Aside from all these things, Wayne was a kind man, ah honest man. A fair man. He fished at least at the Town Lake in Pacific City, Hebo Lake, the Siletz, the Malheur, the Deschutes, and Diamond Lake.
Wayne would take customers out in the alley behind the store to let them cast a new fly rod before they purchased it. He was quite the salesman, but never pushy.
Wayne was more than a friend. He was a mentor. He taught me that flies did not need to be all fancied up to be effective fish-catchers.
I did not understand the full importance of friendships like Wayne offered. I did not fully understand the importance of listening to his stories about his youth in Oregon. to say that he was an angling and fly tying pioneer is an understatement.
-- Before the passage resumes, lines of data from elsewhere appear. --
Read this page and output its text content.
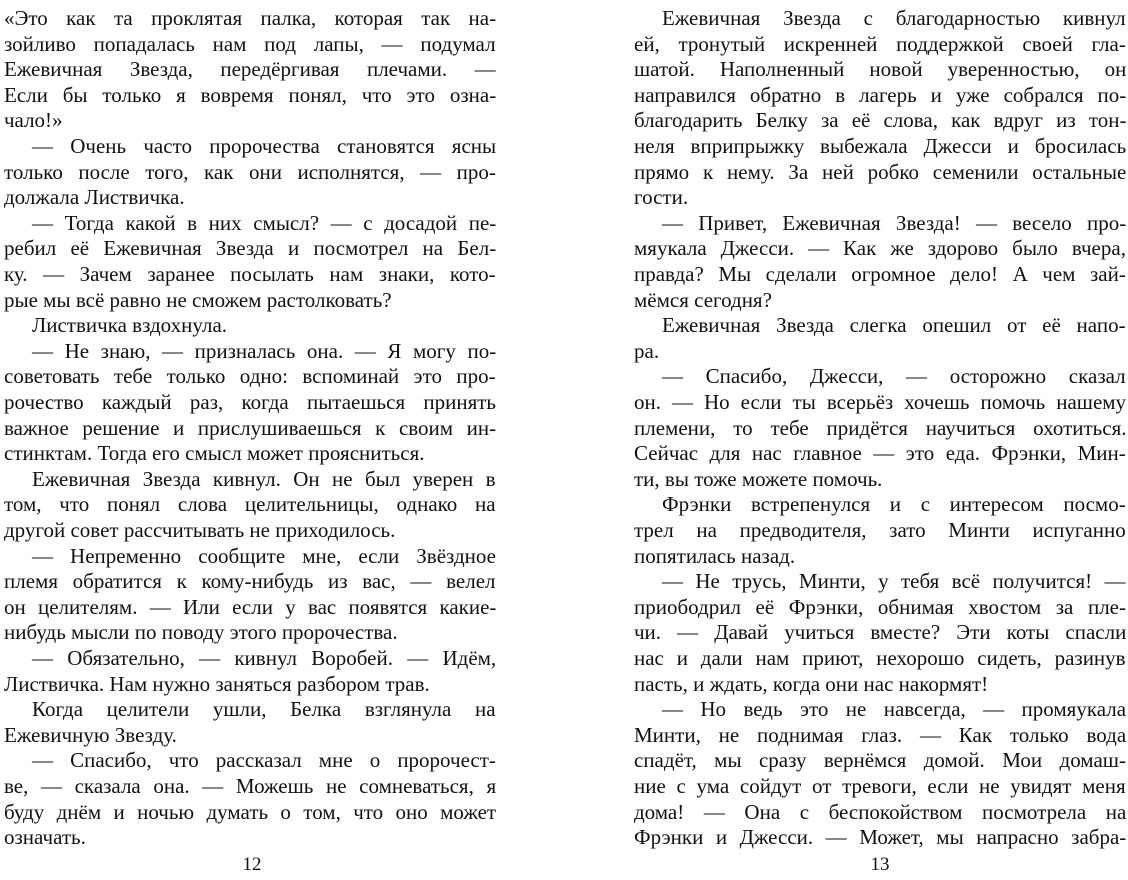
«Это как та проклятая палка, которая так на-
зойливо попадалась нам под лапы, — подумал
Ежевичная Звезда, передёргивая плечами. —
Если бы только я вовремя понял, что это озна-
чало!»
— Очень часто пророчества становятся ясны
только после того, как они исполнятся, — про-
должала Листвичка.
— Тогда какой в них смысл? — с досадой пе-
ребил её Ежевичная Звезда и посмотрел на Бел-
ку. — Зачем заранее посылать нам знаки, кото-
рые мы всё равно не сможем растолковать?
Листвичка вздохнула.
— Не знаю, — призналась она. — Я могу по-
советовать тебе только одно: вспоминай это про-
рочество каждый раз, когда пытаешься принять
важное решение и прислушиваешься к своим ин-
стинктам. Тогда его смысл может проясниться.
Ежевичная Звезда кивнул. Он не был уверен в
том, что понял слова целительницы, однако на
другой совет рассчитывать не приходилось.
— Непременно сообщите мне, если Звёздное
племя обратится к кому-нибудь из вас, — велел
он целителям. — Или если у вас появятся какие-
нибудь мысли по поводу этого пророчества.
— Обязательно, — кивнул Воробей. — Идём,
Листвичка. Нам нужно заняться разбором трав.
Когда целители ушли, Белка взглянула на
Ежевичную Звезду.
— Спасибо, что рассказал мне о пророчест-
ве, — сказала она. — Можешь не сомневаться, я
буду днём и ночью думать о том, что оно может
означать.
12
Ежевичная Звезда с благодарностью кивнул
ей, тронутый искренней поддержкой своей гла-
шатой. Наполненный новой уверенностью, он
направился обратно в лагерь и уже собрался по-
благодарить Белку за её слова, как вдруг из тон-
неля вприпрыжку выбежала Джесси и бросилась
прямо к нему. За ней робко семенили остальные
гости.
— Привет, Ежевичная Звезда! — весело про-
мяукала Джесси. — Как же здорово было вчера,
правда? Мы сделали огромное дело! А чем зай-
мёмся сегодня?
Ежевичная Звезда слегка опешил от её напо-
ра.
— Спасибо, Джесси, — осторожно сказал
он. — Но если ты всерьёз хочешь помочь нашему
племени, то тебе придётся научиться охотиться.
Сейчас для нас главное — это еда. Фрэнки, Мин-
ти, вы тоже можете помочь.
Фрэнки встрепенулся и с интересом посмо-
трел на предводителя, зато Минти испуганно
попятилась назад.
— Не трусь, Минти, у тебя всё получится! —
приободрил её Фрэнки, обнимая хвостом за пле-
чи. — Давай учиться вместе? Эти коты спасли
нас и дали нам приют, нехорошо сидеть, разинув
пасть, и ждать, когда они нас накормят!
— Но ведь это не навсегда, — промяукала
Минти, не поднимая глаз. — Как только вода
спадёт, мы сразу вернёмся домой. Мои домаш-
ние с ума сойдут от тревоги, если не увидят меня
дома! — Она с беспокойством посмотрела на
Фрэнки и Джесси. — Может, мы напрасно забра-
13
Why am I writing this now? I decided it is important to do more to preserve mention of the history of fly fishing and fly tying in Oregon. Not the famous people stuff, but the ordinary people things that deserve to be remembered. People and places and lakes and rivers and flies and tackle.
Unfortunately, my own experience is limited, maybe extremely limited, but still, my own memories together with other folk’s memories deserve to be recorded and passed on to people who will fish and tie flies in the future.
Unfortunately, again, this blog has too much crap in it about jokes and silly observations and thoughts I should have left on my therapist’s couch.
So, I have a plan, The plan is to break up this blog, delete irrelevant posts, and maybe even branch off one blog strictly for flies and one for history, and one for my personal history and angst that is of no interest to almost everyone.
I do not know how to do this presently, but I pledge to give it a try this winter.
Let’s see if I’m successful?
Jay – August 27th, 2020
PS: please forgive my misspellings and the omissions and auto-corrects that went wrong. My time is limited and this is a labor of love that i want to get done. Less than perfect is the best I can do – thank you.